When To Do It
At the end of the previous day
This allows you to tidy up loose ends and focus on tomorrow’s priorities. This is a good way of “putting your worries away in the drawer”, or leaving your work at work, if you tend to think about work during your quality family / social time.
At the beginning of the day
Allowing you to focus on the day ahead before getting involved in the details. This is good for putting into perspective those tasks you thought were a bit scary yesterday. They often look less frightening after a good sleep!
Whatever your preference, choose which suits you best and JUST DO IT!
How To Do It
1. Make a list of all the tasks that need to be done over the next few weeks, whom they’re for, and when they’re required. You don’t have to write them up in priority order at this stage.
2. Review yesterday’s plan - transfer any outstanding tasks to today’s plan.
3. Check your weekly plan - transfer across any tasks for completion today
4. Look at today’s commitments and allocate time for preparation.
5. Prioritise your list into A, B & C categories, as defined on the next page.
6. Now prioritise your A’s, B’s & C’s further into 1’s, 2’s & 3’s.
7. Get your diary with hour by hour timeslots, and place your tasks into the most appropriate spaces.
8. Remember to build in contingency time for unexpected or urgent tasks that may come up during the day.
9. Oh, and don’t forget your lunch and coffee breaks too!
(This is quality recovery time).
Prioritizing your daily activities:
|Tasks for today||Priority Rating (A, B or C )|
A Priorities Must do - 75% of today’s time – no more than 2 or 3 tasks per day. These tend to be either difficult, non-routine, or critical items, such as management directives, customer needs, significant deadlines that can’t be put off any longer.
B Priorities Should do - 20% to today’s time – no more than 4 or 5 tasks.
These aren’t as immediately important as your A’s, but affect results and have to be done. These don’t necessarily have critical deadlines.
C Priorities Like to do - 5% of today’s time, these are often those interesting and fun tasks we like doing. They’re relatively easy because we’re usually familiar with them. Often we should delegate these, eliminate or postpone them for slack periods. Sometimes their true destiny is really the WPB!
Planning the day
The hardest part of planning is maintaining the discipline to step back for a short while every day to actually do it. They say that it takes 30 days to make or break a habit, so I challenge you to test this theory out! Once you've got into the habit, planning your time in this way only takes a few well invested minutes.
If you find your daily planning isn’t working well, you may need to ask yourself “Am I achieving my highest priorities?” Try focusing on the benefits of investing a small amount of time in planning your day to save you vast amounts of time further down the line. Remember, the busier your are, or the more stressed, the more you need to manage your time in a disciplined way and eat the frog.
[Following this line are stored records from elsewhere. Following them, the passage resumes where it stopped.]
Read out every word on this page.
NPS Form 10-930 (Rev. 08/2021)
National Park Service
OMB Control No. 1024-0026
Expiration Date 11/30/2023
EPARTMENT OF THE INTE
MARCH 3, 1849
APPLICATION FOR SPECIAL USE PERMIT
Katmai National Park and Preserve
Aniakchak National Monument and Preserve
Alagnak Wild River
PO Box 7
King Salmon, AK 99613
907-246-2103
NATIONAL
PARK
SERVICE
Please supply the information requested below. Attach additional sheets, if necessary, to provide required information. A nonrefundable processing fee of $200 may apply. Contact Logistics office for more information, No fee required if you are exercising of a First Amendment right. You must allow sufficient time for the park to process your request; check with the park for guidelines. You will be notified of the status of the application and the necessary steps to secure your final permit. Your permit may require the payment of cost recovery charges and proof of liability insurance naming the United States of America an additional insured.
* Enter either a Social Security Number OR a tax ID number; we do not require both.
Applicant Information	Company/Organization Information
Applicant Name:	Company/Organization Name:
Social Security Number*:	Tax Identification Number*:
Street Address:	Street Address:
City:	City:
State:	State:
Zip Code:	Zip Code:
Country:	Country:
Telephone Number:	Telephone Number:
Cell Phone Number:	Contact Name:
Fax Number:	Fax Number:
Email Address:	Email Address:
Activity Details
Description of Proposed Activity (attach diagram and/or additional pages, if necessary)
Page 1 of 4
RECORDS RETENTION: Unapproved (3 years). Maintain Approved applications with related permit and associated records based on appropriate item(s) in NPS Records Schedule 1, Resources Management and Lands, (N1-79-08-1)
You may also ask yourself the following questions to help you work out if you are working as efficiently as you could be:
|Are you trying to accomplish too much in a day ?|
|Did some tasks not get done because you were not ready at that time to do them ?|
|Was the item or task clear?|
|Did you find it difficult to make decisions?|
|Did you have all information available?|
|Had you neglected to plan sufficiently for the day because you were feeling under pressure?|
|Did you abandon the task because it was too difficult or too boring?|
By reviewing, you can determine if you’re giving yourself a realistic time budget. Interruptions are the most common reason many people fail to accomplish their goals. To counter these, it can be helpful to learn to say “No” more often…
For more on managing time, check out our instant download Time Management customizable training package.
The BIG Planning Tip - Planning best practice
A big planning tip: Never make your plan all at once. Best practice says that you should start working on your plan by listing all the action items in your plan that you can think of; then, leave it for a few hours and return back to finish it later.
as soon as you sit down and write your action plan steps, instantly your left-brain kicks into action. It is the logical part that wants to go step by step because of the nature of that side of our brains. But, if you leave your plan for a while, you actually give the right side of the brain a chance to contribute to your plan. While engaging in any routine task such as getting a coffee, going for a walk, or even watching TV, your plan will be in the back of your mind. You may think of additional steps or better ways of performing each item or task. You will be surprised how many more steps or actions you will add when you return back to your plan that you either didn't think of on the first time or forgot all together.